A potential policy alternative is first distinguishing between sensitivity in data structures and then codifying access policies. For example, imagine someone requests read-only access to a generally available schema in the enterprise data warehouse. This person has a particular job title and works in a particular department. Another person with the same role has similar access. The process requires an “approver” to manually review and approve the request. In this instance, you could set up the access request for automatic approval. The risk will have been mitigated through the applied rules, so you have the necessary governance, but you’ve enabled the business to move faster. That’s a win for everyone involved.
Q. Can you give some concrete advice about how to kick off a successful data governance initiative using an enabling approach?
A. I have two recommendations:
- Recruit Business Partners: Make certain you have some highly respected, experienced and motivated business partners to participate in the kick-off.
- Quantify the Value: As a group, quantify the value of risk mitigation and opportunity cost. For example
- To quantify the risk, measure the dollar value of a wrong metric going to the investor community, the impact on the market value and the percentage chance of it happening. Or quantify the executive team making a wrong decision based on incorrect information.
- To quantify the opportunity, calculate the value of speed-to-market, getting a product to customers quicker than a competitor. You should be able to find examples of how much it cost your organization when you launched a product before a competitor and when you launched a product after a competitor. You can leverage that in your calculation to ensure everyone knows exactly how important enablement is.
When you work collaboratively, business and IT will be on the same page. Business leaders should understand the pressures the IT group is under to protect corporate data. The IT team should understand the pressure business leaders are under to get answers to questions quickly to cut costs and find opportunities for growth in revenue and profits.
Q. Any tips on how to enable data governance processes with technology?
A. You may want to consider these two valuable elements to make data governance and analysis even easier:
- Metadata Manager provides a frame of reference or the context to give data meaning. It enables IT staff to manage technical metadata and perform an impact analysis of a proposed change before it is implemented. While root cause analysis enables business partners to dig into a term in a report to understand the source of the data and how it was moved and transformed before it was added to a report.

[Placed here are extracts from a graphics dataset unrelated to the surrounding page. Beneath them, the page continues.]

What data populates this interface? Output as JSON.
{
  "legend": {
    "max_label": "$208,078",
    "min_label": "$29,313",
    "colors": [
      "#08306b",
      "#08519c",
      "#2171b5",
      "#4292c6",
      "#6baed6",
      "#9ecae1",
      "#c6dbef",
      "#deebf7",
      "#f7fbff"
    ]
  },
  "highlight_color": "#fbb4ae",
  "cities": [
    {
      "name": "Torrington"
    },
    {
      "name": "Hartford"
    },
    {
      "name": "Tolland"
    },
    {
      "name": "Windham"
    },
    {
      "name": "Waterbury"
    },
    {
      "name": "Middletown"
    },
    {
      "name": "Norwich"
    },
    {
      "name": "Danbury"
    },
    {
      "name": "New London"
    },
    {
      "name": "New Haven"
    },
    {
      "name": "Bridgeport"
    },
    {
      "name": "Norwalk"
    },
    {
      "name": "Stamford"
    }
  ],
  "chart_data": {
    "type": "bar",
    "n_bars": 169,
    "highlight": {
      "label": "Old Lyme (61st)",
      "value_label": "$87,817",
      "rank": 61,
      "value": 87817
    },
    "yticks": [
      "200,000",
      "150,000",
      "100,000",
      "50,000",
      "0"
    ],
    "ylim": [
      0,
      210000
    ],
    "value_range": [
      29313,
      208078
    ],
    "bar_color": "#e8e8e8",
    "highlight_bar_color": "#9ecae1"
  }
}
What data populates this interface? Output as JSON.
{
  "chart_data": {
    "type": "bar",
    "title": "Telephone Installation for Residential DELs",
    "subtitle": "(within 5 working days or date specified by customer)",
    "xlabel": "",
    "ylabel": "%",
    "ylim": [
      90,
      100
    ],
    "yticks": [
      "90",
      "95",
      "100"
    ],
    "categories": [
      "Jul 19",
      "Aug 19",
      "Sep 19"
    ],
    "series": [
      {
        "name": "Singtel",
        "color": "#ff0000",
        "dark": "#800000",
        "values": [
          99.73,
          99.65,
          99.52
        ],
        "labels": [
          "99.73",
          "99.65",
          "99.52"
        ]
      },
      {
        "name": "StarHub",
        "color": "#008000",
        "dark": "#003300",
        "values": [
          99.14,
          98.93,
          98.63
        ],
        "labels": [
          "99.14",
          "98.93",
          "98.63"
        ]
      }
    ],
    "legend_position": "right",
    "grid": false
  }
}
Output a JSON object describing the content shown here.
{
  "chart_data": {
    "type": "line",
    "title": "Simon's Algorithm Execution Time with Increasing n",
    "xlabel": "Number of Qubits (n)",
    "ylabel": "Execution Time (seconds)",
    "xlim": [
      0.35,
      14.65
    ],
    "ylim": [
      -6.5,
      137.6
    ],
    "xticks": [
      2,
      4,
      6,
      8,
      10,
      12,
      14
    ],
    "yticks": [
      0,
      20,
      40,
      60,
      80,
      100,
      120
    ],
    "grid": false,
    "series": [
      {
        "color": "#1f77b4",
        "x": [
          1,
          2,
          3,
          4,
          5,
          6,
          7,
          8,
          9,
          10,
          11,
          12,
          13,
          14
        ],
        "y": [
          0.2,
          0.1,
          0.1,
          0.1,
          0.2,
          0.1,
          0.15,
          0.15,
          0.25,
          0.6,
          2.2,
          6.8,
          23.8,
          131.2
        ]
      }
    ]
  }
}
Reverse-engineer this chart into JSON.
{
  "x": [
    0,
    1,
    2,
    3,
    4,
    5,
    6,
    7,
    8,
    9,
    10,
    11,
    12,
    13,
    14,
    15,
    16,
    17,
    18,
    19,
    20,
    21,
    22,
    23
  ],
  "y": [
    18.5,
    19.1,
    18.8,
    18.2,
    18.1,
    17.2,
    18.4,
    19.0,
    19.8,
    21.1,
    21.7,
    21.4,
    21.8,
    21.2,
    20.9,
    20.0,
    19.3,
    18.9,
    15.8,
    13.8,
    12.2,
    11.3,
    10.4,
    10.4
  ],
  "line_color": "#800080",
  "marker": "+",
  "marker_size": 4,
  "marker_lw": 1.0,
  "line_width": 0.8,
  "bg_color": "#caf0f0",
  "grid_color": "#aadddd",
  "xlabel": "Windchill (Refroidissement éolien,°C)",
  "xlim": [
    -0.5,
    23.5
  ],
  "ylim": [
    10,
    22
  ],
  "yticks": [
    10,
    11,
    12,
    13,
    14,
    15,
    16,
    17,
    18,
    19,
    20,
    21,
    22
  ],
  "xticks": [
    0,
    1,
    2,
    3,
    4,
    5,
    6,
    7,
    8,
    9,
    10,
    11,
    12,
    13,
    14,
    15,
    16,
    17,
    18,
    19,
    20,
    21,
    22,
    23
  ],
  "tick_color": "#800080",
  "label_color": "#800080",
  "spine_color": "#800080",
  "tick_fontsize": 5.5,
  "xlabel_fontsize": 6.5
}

- Business Glossary maintains a standard set of business definitions, accountability for its terms and an audit trail for compliance. It enables business partners and IT to collaboratively manage business metadata. To use a healthcare example, does “Claim Paid Date” mean the date it was approved, the check was cut or the check cleared? Turn to Business Glossary to find out.
Q. Can you rescue a data governance initiative that was built based on a policing approach?
A. Absolutely. It takes effort and thought but it can absolutely be done. The key to doing it is realizing the opportunity cost of having people create their own business rules and metrics. While there is a cost to the wasted labor, the greatest cost is lost opportunities. If people are spending time trying to recreate rules and reconcile numbers, they won’t have time to focus on the game changing insight you get from predictive analytics or optimization, which is where the real competitive advantage lies.